A lawsuit was filed Thursday against the federal government on behalf of immigrants who say they are facing devastating civil fines — in some cases up to $1.8 million each — for remaining in the United States without legal status.
The federal government has imposed daily penalties of $998 on more than 21,500 immigrants. According to their lawyers, many of those individuals were actively trying to follow immigration procedures and comply with federal law. The fines were originally introduced as a way to pressure undocumented immigrants to leave the country.
Attorneys for the immigrants argue that their clients have been hit with “ruinous civil fines” that are “grossly disproportionate to the gravity” of any immigration violation and therefore unconstitutional.

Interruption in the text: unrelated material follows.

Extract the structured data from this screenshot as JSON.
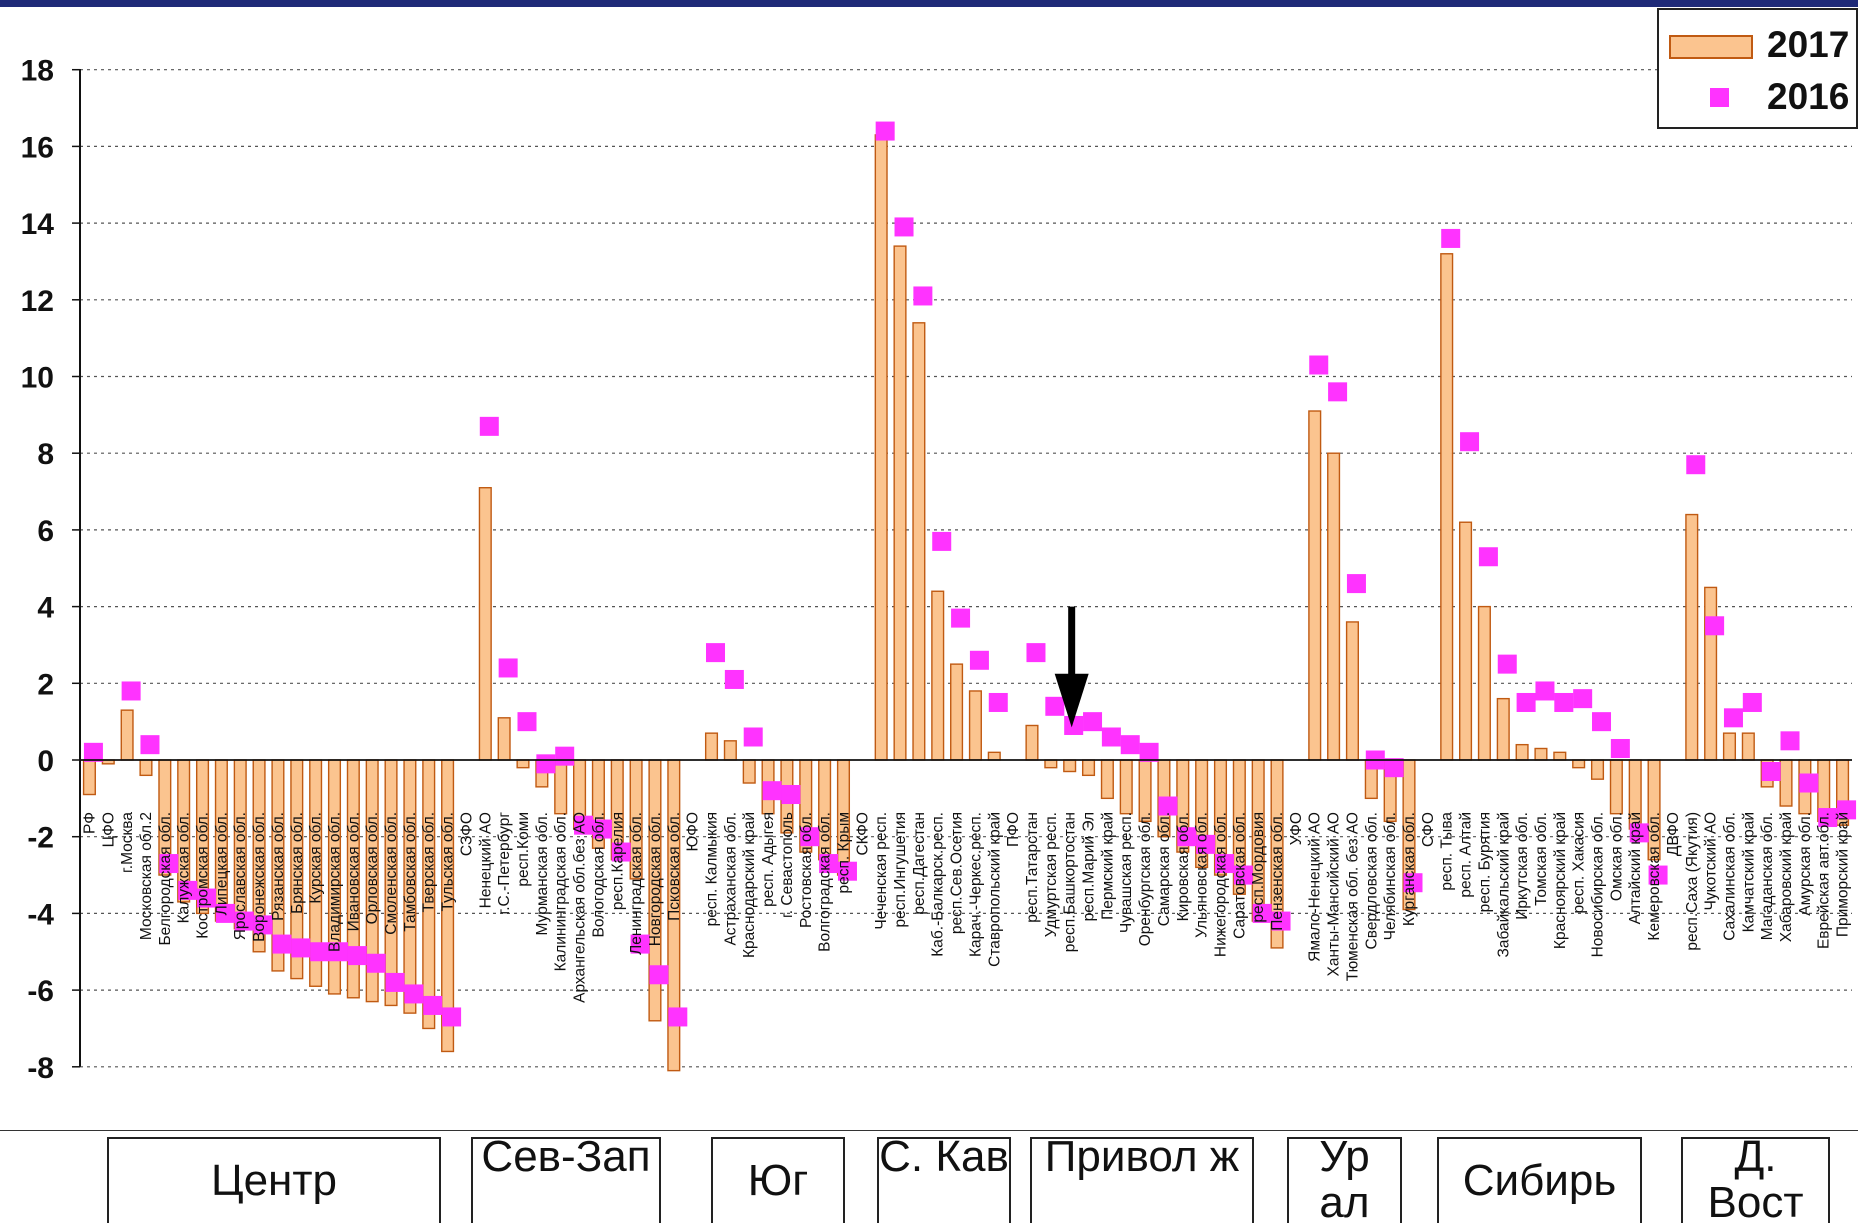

The lawsuit, filed in Massachusetts on behalf of two immigrant women, seeks class-action status so it can represent thousands of people who have been targeted with fines that lawyers say total more than $6 billion under President Donald Trump’s mass deportation policies.

“The people we serve are doing exactly what the law requires — pursuing legal relief through immigration courts and immigration agencies,” Hasan Shafiqullah, a supervising attorney with The Legal Aid Society, said in a news release. “In return, the government is threatening to seize their wages, cars, even their homes.”
One of the named plaintiffs, identified in court documents only as Nancy M. to protect her from retaliation, lives in Florida. She had been ordered to leave the U.S., but she also had an “order of supervision” and was checking in annually with immigration authorities while seeking to become a lawful permanent resident.
Despite her ongoing efforts to regularize her status, she received a bill earlier this year for about $1.8 million, calculated as daily $998 fines over the course of five years.
The Department of Homeland Security (DHS) dismissed the lawsuit as “just another attempt to nullify federal immigration law through activist litigation.”
“The plaintiffs in this case are here illegally and are suing so they can remain in the country illegally without any consequence or penalty – contrary to decades-old federal law,” DHS spokeswoman Tricia McLaughlin said in a statement.
Shortly after Trump returned to the White House in January, his administration outlined a series of measures intended to encourage undocumented immigrants to depart voluntarily. In February, DHS announced that immigrants who decline to self-deport could face “significant financial penalty.”
Trump and Homeland Security Secretary Kristi Noem “have a clear message for those in our country illegally: leave now,” McLaughlin said in February. “The Trump administration will enforce all our immigration laws — we will not pick and choose which laws we will enforce.”